El Informe Mundial sobre las Drogas 2026 de la Oficina de Naciones Unidas contra la Droga y el Delito dibuja un escenario de mercados de uso ilícito en rápida transformación, con más sustancias sintéticas, más diversificación y una oferta que se adapta con rapidez a los cambios políticos, económicos y policiales.
Según UNODC, unas 331 millones de personas consumieron alguna sustancia en 2024, el 6,2% de la población mundial de entre 15 y 64 años. Diez años antes, esa proporción era del 5,2%. El cannabis sigue siendo la sustancia más consumida, con 256 millones, seguido de los opioides, las anfetaminas, la cocaína y el éxtasis.
El informe destaca el crecimiento de las sustancias sintéticas y de la aparición de nuevas. En 2024 se notificaron 755 nuevas sustancias psicoactivas en circulación en los mercados, 118 de ellas comunicadas por primera vez. UNODC advierte de que algunas de estas sustancias son más potentes o peligrosas que las conocidas previamente.

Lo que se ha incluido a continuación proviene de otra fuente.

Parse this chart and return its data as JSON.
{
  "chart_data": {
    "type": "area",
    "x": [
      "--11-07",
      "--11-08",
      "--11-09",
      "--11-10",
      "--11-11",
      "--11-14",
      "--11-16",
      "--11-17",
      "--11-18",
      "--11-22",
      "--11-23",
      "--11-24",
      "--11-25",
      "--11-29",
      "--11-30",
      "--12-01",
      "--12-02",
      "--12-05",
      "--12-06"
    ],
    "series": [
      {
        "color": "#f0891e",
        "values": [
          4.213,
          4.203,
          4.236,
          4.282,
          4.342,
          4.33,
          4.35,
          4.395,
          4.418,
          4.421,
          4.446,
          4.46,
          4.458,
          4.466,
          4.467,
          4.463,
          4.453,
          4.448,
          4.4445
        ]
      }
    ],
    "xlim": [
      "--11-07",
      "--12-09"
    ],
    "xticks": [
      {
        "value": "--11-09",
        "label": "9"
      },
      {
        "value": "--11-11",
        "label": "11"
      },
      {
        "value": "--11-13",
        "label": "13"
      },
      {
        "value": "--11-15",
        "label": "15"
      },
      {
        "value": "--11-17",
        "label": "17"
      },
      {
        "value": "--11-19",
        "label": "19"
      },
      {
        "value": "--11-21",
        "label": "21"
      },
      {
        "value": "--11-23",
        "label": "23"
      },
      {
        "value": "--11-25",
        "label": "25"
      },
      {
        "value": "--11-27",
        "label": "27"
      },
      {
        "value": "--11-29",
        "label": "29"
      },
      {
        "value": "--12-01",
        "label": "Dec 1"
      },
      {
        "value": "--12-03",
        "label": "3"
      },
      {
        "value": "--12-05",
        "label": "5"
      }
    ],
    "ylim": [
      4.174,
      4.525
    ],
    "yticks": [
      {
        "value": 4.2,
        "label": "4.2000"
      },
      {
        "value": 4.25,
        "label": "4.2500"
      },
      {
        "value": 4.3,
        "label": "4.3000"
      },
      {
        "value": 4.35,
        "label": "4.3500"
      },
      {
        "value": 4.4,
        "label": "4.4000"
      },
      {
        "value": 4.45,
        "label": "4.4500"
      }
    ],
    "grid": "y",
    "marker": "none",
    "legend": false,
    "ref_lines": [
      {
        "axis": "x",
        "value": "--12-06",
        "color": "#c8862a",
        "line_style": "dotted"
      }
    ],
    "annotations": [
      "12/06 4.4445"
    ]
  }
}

Uno de los puntos críticos es el mercado de opioides. La caída de la producción de opio y heroína en Afganistán, tras la prohibición impuesta en 2022, no ha eliminado la demanda. Según el informe, la mayor disponibilidad de opioides sintéticos como fentanilos, nitazenos y orfinas sugiere que los grupos delictivos están buscando alternativas a la heroína. Este desplazamiento hacia sustancias sintéticas puede aumentar los riesgos para la salud, especialmente por su potencia y por la dificultad de controlar su composición.
La cocaína también mantiene una expansión. UNODC estima que la producción superó las 4.000 toneladas en 2024, más de cuatro veces la cifra de hace una década. Al mismo tiempo, el mercado de la metanfetamina se ha vuelto más global, con nuevas rutas, expansión de la producción y aumento de las incautaciones.
Además, el informe ha reabierto el debate sobre qué respuestas políticas son más eficaces. Personas expertas en derechos humanos de Naciones Unidas reclaman un cambio de enfoque: pasar del castigo al cuidado y el apoyo, con políticas basadas en derechos humanos, prevención, tratamiento, reducción de daños, regulación basada en evidencia y acompañamiento social.
Por otro lado, desde la sociedad civil, el International Drug Policy Consortium (IDPC) ha sido más crítico con el informe de UNODC. La red internacional considera que el documento describe con detalle el crecimiento de los mercados, los daños sanitarios y los efectos de las respuestas punitivas, pero evita sacar conclusiones políticas claras. En particular, IDPC cuestiona que el informe no aborde de forma suficiente alternativas como la descriminalización, la reducción de daños o la regulación responsable.
La organización también señala una ausencia especialmente llamativa, la falta de una apuesta clara por intervenciones como la distribución de naloxona, los servicios de análisis de sustancias o las salas de consumo supervisado, pese a que el propio informe describe el aumento de opioides sintéticos, sobredosis y otros daños asociados al consumo.
El debate de fondo no es solo cuántas drogas circulan, sino qué políticas se aplican frente a un mercado que cambia más rápido que las respuestas institucionales. Para UNODC, el crecimiento de las redes criminales exige más cooperación internacional, inteligencia y prevención. Para expertos de la ONU y organizaciones de la sociedad civil, esa respuesta debe ir acompañada de un giro más profundo: menos criminalización de las personas que usan sustancias y más inversión en salud, reducción de daños, tratamiento y derechos humanos.